The three miles from Front Point to Gore Bight took about one hour and within that span of time everything changed. The wind grew stronger with frightening persistence. In one hour the wind had changed from a friendly Force 4 to a challenging Force 7. The direction of the wind changed as well, shifting from northeast to east.

At 3:30 P.M. we were two miles northeast of Gore Point in a rapidly strengthening wind and in waves reaching eight feet and coming from all directions. We still could see some shape of the land to the north, but the fog obscured any hint of the Gore Peninsula. (The log kept by the captain aboard the nearby fishing vessel Vigilant noted “15:30 … Gore Point, Winds 45 miles per hour, Seas 10 Feet.”)

I had to brace constantly just to stay upright. Albert was much less experienced in a sea like this, and I knew his situation had to be much worse. We were pushed by the wind toward the most intimidating place on the whole Kenai Peninsula. The locals know it as the best location to find interesting debris that has been driven ashore by wind and waves.

It was absolutely clear to me that we were in serious trouble. I called out to Albert, “I think we should call for help.” He quickly agreed.

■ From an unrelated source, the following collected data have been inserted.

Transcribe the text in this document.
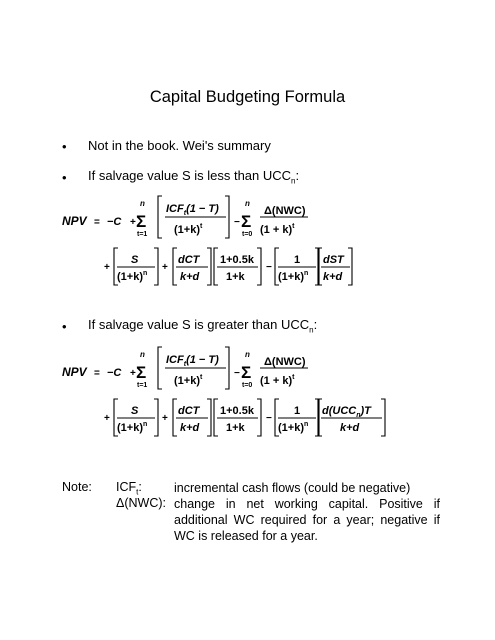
Capital Budgeting Formula
• Not in the book. Wei's summary
• If salvage value S is less than $UCC_n$:
NPV = −C +
n
Σ
t=1
$ICF_t(1 - T)$
$(1+k)^t$	−
n
Σ
t=0
Δ(NWC)
$(1 + k)^t$
+
S
$(1+k)^n$
+
dCT
k+d
1+0.5k
1+k
−
1
$(1+k)^n$
dST
k+d
• If salvage value S is greater than $UCC_n$:
NPV = −C +
n
Σ
t=1
$ICF_t(1 - T)$
$(1+k)^t$	−
n
Σ
t=0
Δ(NWC)
$(1 + k)^t$
+
S
$(1+k)^n$
+
dCT
k+d
1+0.5k
1+k
−
1
$(1+k)^n$
$d(UCC_n)T$
k+d
Note: $ICF_t$:	incremental cash flows (could be negative)
Δ(NWC): change in net working capital. Positive if additional WC required for a year; negative if WC is released for a year.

We brought our kayaks alongside one another. Albert held my cockpit with both hands and I took the VHF radio from my deck and attached it by the wrist strap to the clips in my PFD’s right pocket. Then I switched the VHF on, put it on Channel 16 and pressed the transmit button.

“MAYDAY, MAYDAY, MAYDAY. We are two kayakers two miles northeast of Gore Point. We are still in the kayaks but cannot paddle and we are drifting in the strong wind.”

I had very little hope that anyone would receive our message as we hadn’t seen any other boats since we left Aialik Bay five days ago. We hadn’t seen anyone onshore either.

To my surprise, the call was answered. The blowing wind and the fact that English is not one of my native languages didn’t help. I could understand only part of what came across the radio. I heard: “This is … Star, … specify your position.” I didn’t know who had responded to my call. I replied “Please wait.”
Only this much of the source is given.